Fenton will soon relist the house for $10 million. It was previously listed for several months at the same price range in late 2014 and early 2015. That was after a price chop. In July 2012, it was listed for an ambitious price just shy of $12 million.
“When I purchased it, I didn’t know much about the history of the home, but I knew the proportions were gorgeous,” Fenton said. “I could see the beauty. I could tell this was a castle that needed polishing. I tend to the be kind of person that likes to do things properly.”
Fenton set about researching the home and its style, as well as the techniques necessary to achieve a museum-quality restoration. And although Fenton had previously worked on a few home restoration projects while funding his aspirations as a classical musician (he trained in France and then earned multiple graduate degrees at the Royal Academy of Music in London), Artemesia presented itself as both overwhelming and promising.
“It had decades of deferred maintenance. The roof had problems. Everything had problems,” Fenton said. “What was good was that no remodeling had occurred. Every window catch, every door handle was exactly identical to 1913, when it was installed.”

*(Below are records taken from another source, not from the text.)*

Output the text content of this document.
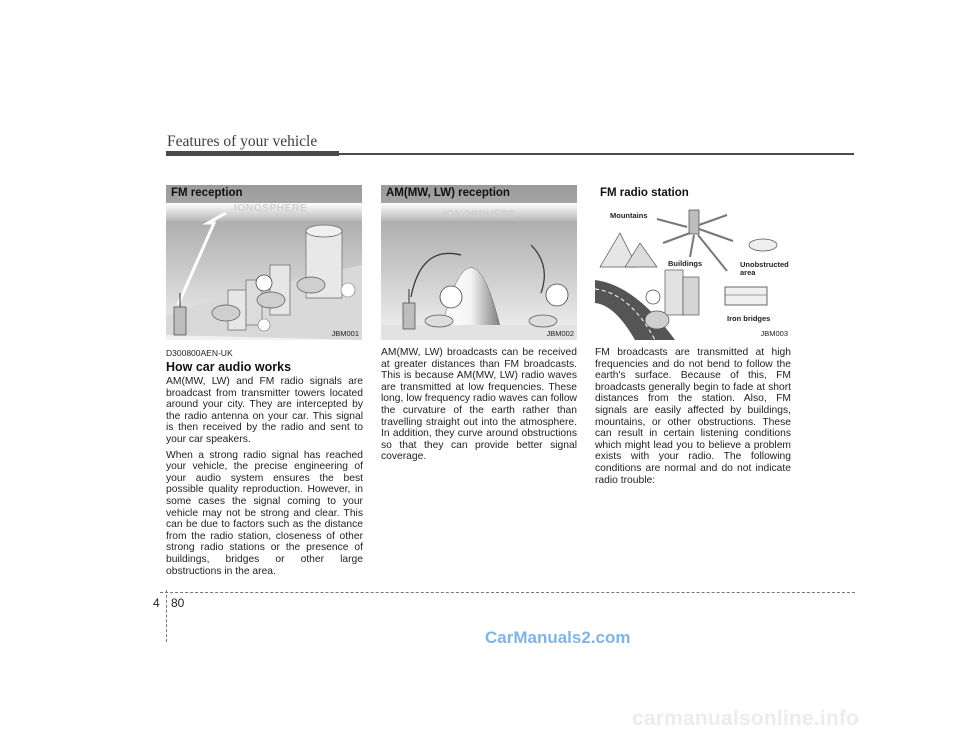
Features of your vehicle
FM reception
IONOSPHERE
JBM001
AM(MW, LW) reception
IONOSPHERE
JBM002
FM radio station
Mountains
Buildings	Unobstructed
area
Iron bridges
JBM003
D300800AEN-UK
How car audio works

AM(MW, LW) and FM radio signals are broadcast from transmitter towers located around your city. They are intercepted by the radio antenna on your car. This signal is then received by the radio and sent to your car speakers.

When a strong radio signal has reached your vehicle, the precise engineering of your audio system ensures the best possible quality reproduction. However, in some cases the signal coming to your vehicle may not be strong and clear. This can be due to factors such as the distance from the radio station, closeness of other strong radio stations or the presence of buildings, bridges or other large obstructions in the area.

AM(MW, LW) broadcasts can be received at greater distances than FM broadcasts. This is because AM(MW, LW) radio waves are transmitted at low frequencies. These long, low frequency radio waves can follow the curvature of the earth rather than travelling straight out into the atmosphere. In addition, they curve around obstructions so that they can provide better signal coverage.

FM broadcasts are transmitted at high frequencies and do not bend to follow the earth's surface. Because of this, FM broadcasts generally begin to fade at short distances from the station. Also, FM signals are easily affected by buildings, mountains, or other obstructions. These can result in certain listening conditions which might lead you to believe a problem exists with your radio. The following conditions are normal and do not indicate radio trouble:

4 80
CarManuals2.com
carmanualsonline.info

This true-to-period vibe includes Artemesia’s concert organ, the second largest and most complex organ ever built in a U.S. residence. Valued at an estimated $1.1 million, the Murray Harris player organ has pipes and chimes numbering into the hundreds and is designed to fill the three-story home with sound. “The house is almost built around the organ,” Fenton said.
He ventured that Engstrum, who was also responsible for developing the Rosslyn Hotel in Downtown Los Angeles, was showing off his degree of sophistication when he had the house built, Fenton says.
Artemesia includes a dining room that seats 40 people, a 2,000-square-foot ballroom that may actually have served as a gymnasium and a sleeping porch to the rear of the home with five Murphy beds concealed by Redwood panels.
It has six fireplaces and a rainwater collection system that once supplied bathroom showers and then sent recycled gray water to the garden.
In addition to a meticulous interior and exterior remodel that, on at least one occasion, included the removal of thousands of individual tiles, Fenton also reportedly spent nearly a quarter of a million dollars on a redwood terrace near an arroyo on the property and invested in its landscaping and grounds.
As he restored the home’s former luster, Fenton brought it into the modern age. Artemesia is now hardwired with computer, surveillance and data cables, as well as fiber optic cable running to 33 different locations in the property. There are other behind-the-scenes upgrades, including new heating and cooling systems.
“When I bought this property, I was so young. I thought, ‘Oh yeah, I can do this,’” Fenton says. “Artemesia taught me the patience to take a careful, methodical and researched approach. That’s hard to do. We’re usually encouraged to take immediate action, but here I was rewarded by taking a slow and careful approach. I have a great respect for history and for the skills of artisans and architects and craftsman of the past. We have this arrogance that we know everything better than everyone before. I no longer have that view.”